La révolution morale du capitalisme*
Michael Novak °

Le socialisme a échoué par erreur fondamentale sur la nature de l'homme. A l'inverse, le capitalisme est en harmonie avec la capacité de l'homme à créer, en particulier parce qu'il est fondé sur le propriété privée.
Dans son fonctionnement concret, le capitalisme n'a cessé de s'améliorer, et de faire une place croissante aux vertus morales. Cette tendance est cependant contrariée par l'Etat Providence, notamment dans ses prétentions à éduquer les jeunes et à aider les pauvres. L'éducation d'Etat a fait régressé la morale individuelle, et l'aide aux pauvres les a finalement empêché de s'en sortir.

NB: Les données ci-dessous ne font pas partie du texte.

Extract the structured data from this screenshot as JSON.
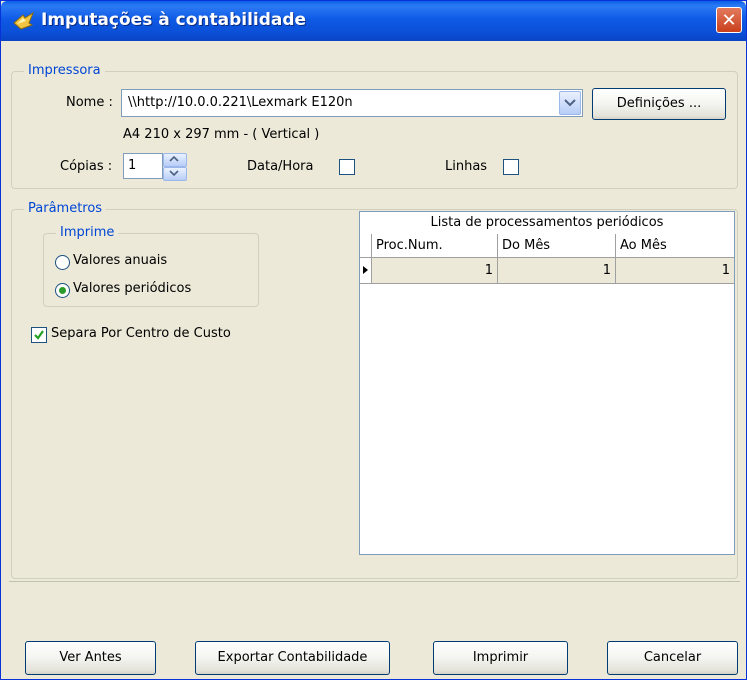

Dans les pays pauvres, de l'Est et du Sud, il y aurait plus que jamais besoin d'un vrai capitalisme. : ce serait a seule façon d'amorcer un développement rapide. Propriété et travail, valeurs de base du capitalisme, sont les seuls moyens de supprimer la pauvreté.


* Le titre de l'article paru dans le Journal des Economistes et des Etudes Humaines (Volume II, n°4) est "La transformation de la révolution capitaliste/démocratique".

° Michael NOVAK, précédemment professeur à Harvard, ancien ambassadeur des Etats Unis, occupe la chaire d'Economie à l'American Enterprise Institute (Washington).